Mas a tristeza dos estádios de futebol vazios me inspirou em algumas linhas de um conto, que poderia muito bem ser verdade


A ficha caiu tarde demais

A pandemia veio como um 'soco no estômago' de diferentes formas. Por mais que futebol seja a coisa mais importante entre as que não são tão importantes assim, a influência na vida de Nestor foi grande. 

Não poder encontrar com os amigos e ir aos jogos tirou seu sossego. Era uma válvula de escape necessária e garantida, que se foi do nada. Se foi e ficou. 

A proximidade de um Atlético e Cruzeiro mexia com ele mais do que o normal. Estava incomodado em não poder participar de todo aquele roteiro que fez por mais de 20 anos. 

Sair de casa no horário pontual, com boa antecedência, virar a segunda à direita, passar no bar de Seu Américo, pegar uma long neck gelada e descer até o ponto de ônibus.

O Mineirão estaria praticamente vazio do lado de dentro e fora, com uma movimentação bem diferente dos clássicos. Aglomeração zero. 

 - Por que não? - pensou. 

E decidiu que repetiria todo seu ritual. Não falaria com ninguém e se permitiria estar a poucos metros do maior desejo. 

Foi somente ao entrar no ônibus que lembrou que não precisava ter saído tão cedo. Só ele e um outro passageiro, trânsito nenhum. Em outros tempos, teria gente 'saindo pela tampa' com os gritos de guerra avisando quem chegava. 

A ficha caiu de vez quando a tradição de subir a Avenida Abrahão Caram, tomando a saideira, apareceu na sua frente deserta, sem carros, torcedores e eles: os vendedores de latão. 

A subida foi mais quieta e afobada do que antes, mesmo com a ansiedade do clássico aparecendo por dentro, o fazendo colocar a máscara no queixo. 

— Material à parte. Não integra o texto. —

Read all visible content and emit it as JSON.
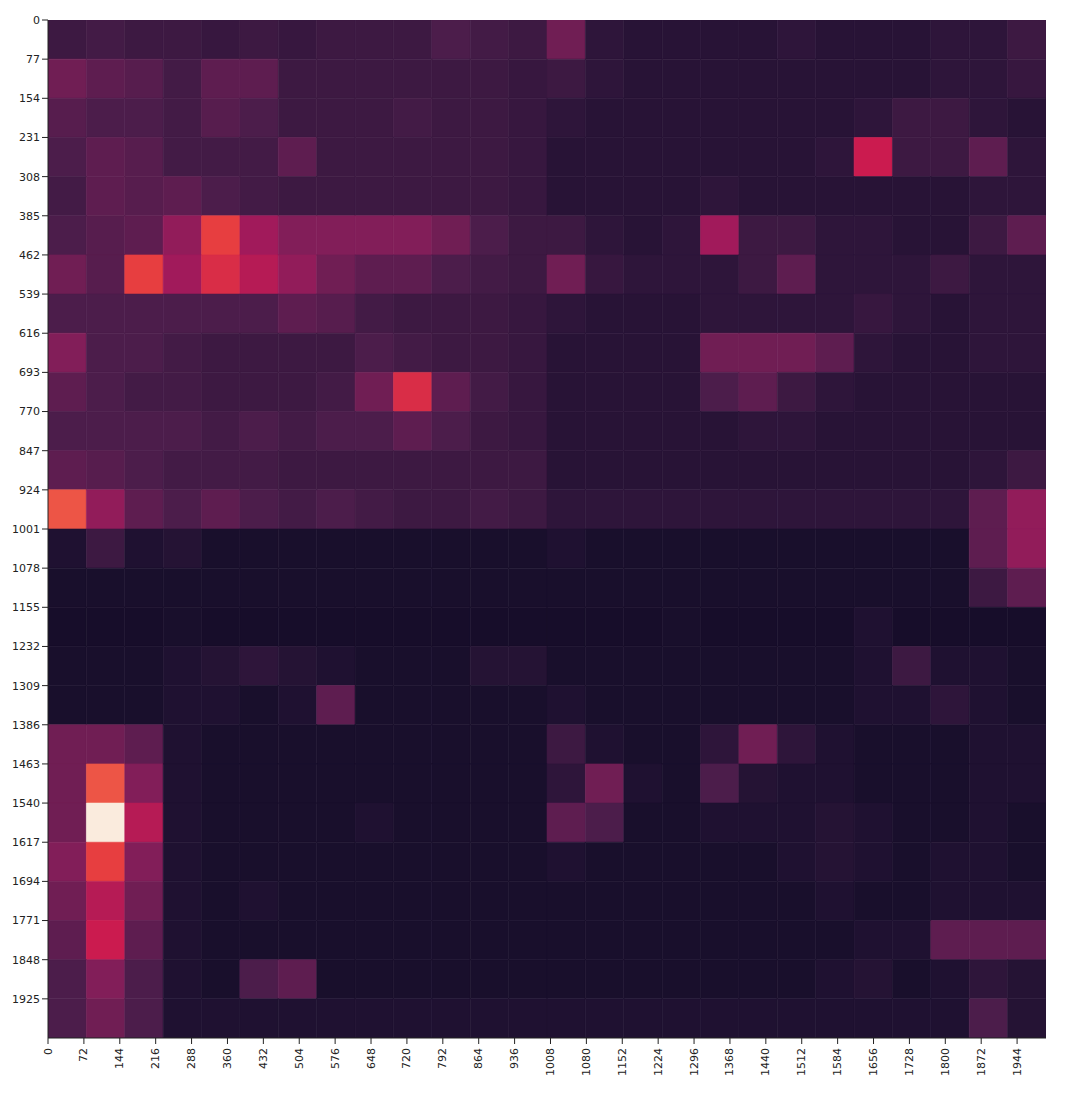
{
  "chart_data": {
    "type": "heatmap",
    "xlim": [
      0,
      2002
    ],
    "ylim": [
      0,
      2002
    ],
    "xticks": [
      0,
      72,
      144,
      216,
      288,
      360,
      432,
      504,
      576,
      648,
      720,
      792,
      864,
      936,
      1008,
      1080,
      1152,
      1224,
      1296,
      1368,
      1440,
      1512,
      1584,
      1656,
      1728,
      1800,
      1872,
      1944
    ],
    "yticks": [
      0,
      77,
      154,
      231,
      308,
      385,
      462,
      539,
      616,
      693,
      770,
      847,
      924,
      1001,
      1078,
      1155,
      1232,
      1309,
      1386,
      1463,
      1540,
      1617,
      1694,
      1771,
      1848,
      1925
    ],
    "color_range": [
      0,
      1
    ],
    "cells": [
      [
        0.2,
        0.22,
        0.2,
        0.2,
        0.18,
        0.2,
        0.18,
        0.2,
        0.2,
        0.2,
        0.25,
        0.22,
        0.2,
        0.35,
        0.15,
        0.13,
        0.13,
        0.13,
        0.13,
        0.15,
        0.13,
        0.13,
        0.13,
        0.15,
        0.15,
        0.2
      ],
      [
        0.35,
        0.3,
        0.28,
        0.22,
        0.3,
        0.3,
        0.2,
        0.2,
        0.2,
        0.2,
        0.2,
        0.2,
        0.18,
        0.2,
        0.15,
        0.13,
        0.13,
        0.13,
        0.13,
        0.13,
        0.13,
        0.13,
        0.13,
        0.15,
        0.15,
        0.18
      ],
      [
        0.28,
        0.25,
        0.25,
        0.22,
        0.28,
        0.25,
        0.2,
        0.2,
        0.2,
        0.22,
        0.2,
        0.2,
        0.18,
        0.15,
        0.13,
        0.13,
        0.13,
        0.13,
        0.13,
        0.13,
        0.13,
        0.15,
        0.2,
        0.2,
        0.15,
        0.13
      ],
      [
        0.25,
        0.3,
        0.28,
        0.22,
        0.22,
        0.22,
        0.3,
        0.2,
        0.2,
        0.2,
        0.2,
        0.2,
        0.18,
        0.13,
        0.13,
        0.13,
        0.13,
        0.13,
        0.13,
        0.13,
        0.15,
        0.6,
        0.2,
        0.2,
        0.3,
        0.15
      ],
      [
        0.22,
        0.3,
        0.28,
        0.3,
        0.25,
        0.22,
        0.2,
        0.2,
        0.2,
        0.2,
        0.2,
        0.2,
        0.18,
        0.13,
        0.13,
        0.13,
        0.13,
        0.15,
        0.13,
        0.13,
        0.13,
        0.13,
        0.13,
        0.13,
        0.15,
        0.15
      ],
      [
        0.25,
        0.28,
        0.3,
        0.45,
        0.7,
        0.5,
        0.4,
        0.4,
        0.4,
        0.4,
        0.35,
        0.25,
        0.2,
        0.2,
        0.15,
        0.13,
        0.15,
        0.5,
        0.2,
        0.2,
        0.15,
        0.15,
        0.13,
        0.13,
        0.2,
        0.3
      ],
      [
        0.35,
        0.28,
        0.7,
        0.5,
        0.65,
        0.55,
        0.45,
        0.35,
        0.3,
        0.3,
        0.25,
        0.22,
        0.2,
        0.35,
        0.18,
        0.15,
        0.15,
        0.15,
        0.2,
        0.3,
        0.15,
        0.15,
        0.15,
        0.2,
        0.15,
        0.15
      ],
      [
        0.25,
        0.25,
        0.25,
        0.25,
        0.25,
        0.25,
        0.3,
        0.28,
        0.22,
        0.2,
        0.2,
        0.2,
        0.18,
        0.15,
        0.13,
        0.13,
        0.13,
        0.15,
        0.15,
        0.15,
        0.15,
        0.18,
        0.15,
        0.13,
        0.15,
        0.15
      ],
      [
        0.4,
        0.25,
        0.25,
        0.22,
        0.2,
        0.2,
        0.2,
        0.2,
        0.25,
        0.22,
        0.2,
        0.2,
        0.18,
        0.13,
        0.13,
        0.13,
        0.13,
        0.35,
        0.35,
        0.35,
        0.3,
        0.15,
        0.13,
        0.13,
        0.15,
        0.15
      ],
      [
        0.3,
        0.25,
        0.22,
        0.22,
        0.2,
        0.2,
        0.2,
        0.22,
        0.35,
        0.65,
        0.3,
        0.22,
        0.18,
        0.13,
        0.13,
        0.13,
        0.13,
        0.25,
        0.3,
        0.2,
        0.15,
        0.13,
        0.13,
        0.13,
        0.13,
        0.13
      ],
      [
        0.25,
        0.25,
        0.25,
        0.25,
        0.22,
        0.25,
        0.22,
        0.25,
        0.25,
        0.3,
        0.25,
        0.2,
        0.18,
        0.13,
        0.13,
        0.13,
        0.13,
        0.13,
        0.15,
        0.15,
        0.13,
        0.13,
        0.13,
        0.13,
        0.13,
        0.13
      ],
      [
        0.3,
        0.28,
        0.25,
        0.22,
        0.22,
        0.22,
        0.2,
        0.2,
        0.2,
        0.2,
        0.2,
        0.2,
        0.2,
        0.13,
        0.13,
        0.13,
        0.13,
        0.13,
        0.13,
        0.13,
        0.13,
        0.13,
        0.13,
        0.13,
        0.15,
        0.2
      ],
      [
        0.75,
        0.45,
        0.3,
        0.25,
        0.3,
        0.25,
        0.22,
        0.25,
        0.22,
        0.2,
        0.2,
        0.22,
        0.2,
        0.15,
        0.15,
        0.15,
        0.15,
        0.15,
        0.15,
        0.15,
        0.15,
        0.15,
        0.15,
        0.15,
        0.3,
        0.45
      ],
      [
        0.1,
        0.2,
        0.1,
        0.12,
        0.08,
        0.08,
        0.08,
        0.08,
        0.08,
        0.08,
        0.08,
        0.08,
        0.08,
        0.1,
        0.08,
        0.08,
        0.08,
        0.08,
        0.08,
        0.08,
        0.08,
        0.08,
        0.08,
        0.08,
        0.3,
        0.45
      ],
      [
        0.08,
        0.08,
        0.08,
        0.08,
        0.08,
        0.08,
        0.08,
        0.08,
        0.08,
        0.08,
        0.08,
        0.08,
        0.08,
        0.08,
        0.08,
        0.08,
        0.08,
        0.08,
        0.08,
        0.08,
        0.08,
        0.08,
        0.08,
        0.08,
        0.2,
        0.3
      ],
      [
        0.07,
        0.07,
        0.07,
        0.08,
        0.07,
        0.07,
        0.07,
        0.07,
        0.07,
        0.07,
        0.07,
        0.07,
        0.07,
        0.07,
        0.07,
        0.07,
        0.08,
        0.07,
        0.07,
        0.07,
        0.07,
        0.1,
        0.07,
        0.07,
        0.07,
        0.07
      ],
      [
        0.08,
        0.08,
        0.08,
        0.1,
        0.12,
        0.15,
        0.12,
        0.1,
        0.08,
        0.08,
        0.08,
        0.12,
        0.12,
        0.08,
        0.08,
        0.08,
        0.08,
        0.08,
        0.08,
        0.08,
        0.08,
        0.1,
        0.2,
        0.1,
        0.1,
        0.08
      ],
      [
        0.08,
        0.08,
        0.08,
        0.1,
        0.1,
        0.08,
        0.1,
        0.3,
        0.08,
        0.08,
        0.08,
        0.08,
        0.08,
        0.1,
        0.08,
        0.08,
        0.08,
        0.08,
        0.08,
        0.08,
        0.08,
        0.1,
        0.1,
        0.15,
        0.1,
        0.08
      ],
      [
        0.35,
        0.35,
        0.3,
        0.1,
        0.08,
        0.08,
        0.08,
        0.08,
        0.08,
        0.08,
        0.08,
        0.08,
        0.08,
        0.2,
        0.1,
        0.08,
        0.08,
        0.15,
        0.35,
        0.15,
        0.1,
        0.08,
        0.08,
        0.08,
        0.1,
        0.1
      ],
      [
        0.35,
        0.75,
        0.4,
        0.1,
        0.08,
        0.08,
        0.08,
        0.08,
        0.08,
        0.08,
        0.08,
        0.08,
        0.08,
        0.15,
        0.35,
        0.1,
        0.08,
        0.25,
        0.12,
        0.1,
        0.1,
        0.08,
        0.08,
        0.08,
        0.1,
        0.1
      ],
      [
        0.35,
        1.0,
        0.55,
        0.1,
        0.08,
        0.08,
        0.08,
        0.08,
        0.1,
        0.08,
        0.08,
        0.08,
        0.08,
        0.3,
        0.25,
        0.08,
        0.08,
        0.1,
        0.1,
        0.1,
        0.12,
        0.1,
        0.08,
        0.08,
        0.1,
        0.08
      ],
      [
        0.4,
        0.7,
        0.4,
        0.1,
        0.08,
        0.08,
        0.08,
        0.08,
        0.08,
        0.08,
        0.08,
        0.08,
        0.08,
        0.1,
        0.08,
        0.08,
        0.08,
        0.08,
        0.08,
        0.1,
        0.12,
        0.1,
        0.08,
        0.1,
        0.1,
        0.08
      ],
      [
        0.35,
        0.55,
        0.35,
        0.1,
        0.08,
        0.1,
        0.08,
        0.08,
        0.08,
        0.08,
        0.08,
        0.08,
        0.08,
        0.08,
        0.08,
        0.08,
        0.08,
        0.08,
        0.08,
        0.08,
        0.1,
        0.08,
        0.08,
        0.1,
        0.1,
        0.1
      ],
      [
        0.3,
        0.6,
        0.3,
        0.1,
        0.08,
        0.08,
        0.08,
        0.08,
        0.08,
        0.08,
        0.08,
        0.08,
        0.08,
        0.08,
        0.08,
        0.08,
        0.08,
        0.08,
        0.08,
        0.08,
        0.08,
        0.1,
        0.1,
        0.3,
        0.3,
        0.3
      ],
      [
        0.25,
        0.4,
        0.25,
        0.1,
        0.08,
        0.25,
        0.3,
        0.08,
        0.08,
        0.08,
        0.08,
        0.08,
        0.08,
        0.08,
        0.08,
        0.08,
        0.08,
        0.08,
        0.08,
        0.08,
        0.1,
        0.12,
        0.08,
        0.1,
        0.15,
        0.12
      ],
      [
        0.25,
        0.35,
        0.25,
        0.1,
        0.1,
        0.1,
        0.1,
        0.1,
        0.1,
        0.1,
        0.1,
        0.1,
        0.1,
        0.1,
        0.1,
        0.1,
        0.1,
        0.1,
        0.1,
        0.1,
        0.1,
        0.1,
        0.1,
        0.1,
        0.25,
        0.12
      ]
    ]
  }
}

Enquanto andava, imaginava na cena que estaria ali instalada há pouco tempo. Carros buzinando, com faixas, espetinho, tropeiro, torcedor correndo e o sempre presente grito dos cambista: 'ingresso, ingresso, ingresso'. Sentiu falta até do 'ingresso sobrando, eu compro'. 

Fez falta tudo que lhe remetia ao clássico. A imagem dava desânimo. Nenhum único bar aberto.

O sempre esquecido fone de ouvido foi lembrado e 'salvou' para escutar o jogo do lado de fora, sentado no meio fio, parecendo um mendigo perdido. 

Enquanto a bola rolava lá dentro, lá fora parecia que nada acontecia. Acompanhou, como sempre, a saída do ônibus do time do estádio e fez, na volta, o mesmo percurso. O ônibus que o deixou em casa foi o golpe final, mais vazio que antes e sem qualquer palavra sobre bola. O empate amargo era o de menos. 

Nestor voltou pra casa sentindo mais falta daquela rotina do que antes, mas não se arrependeu de ter preenchido o pequeno vazio.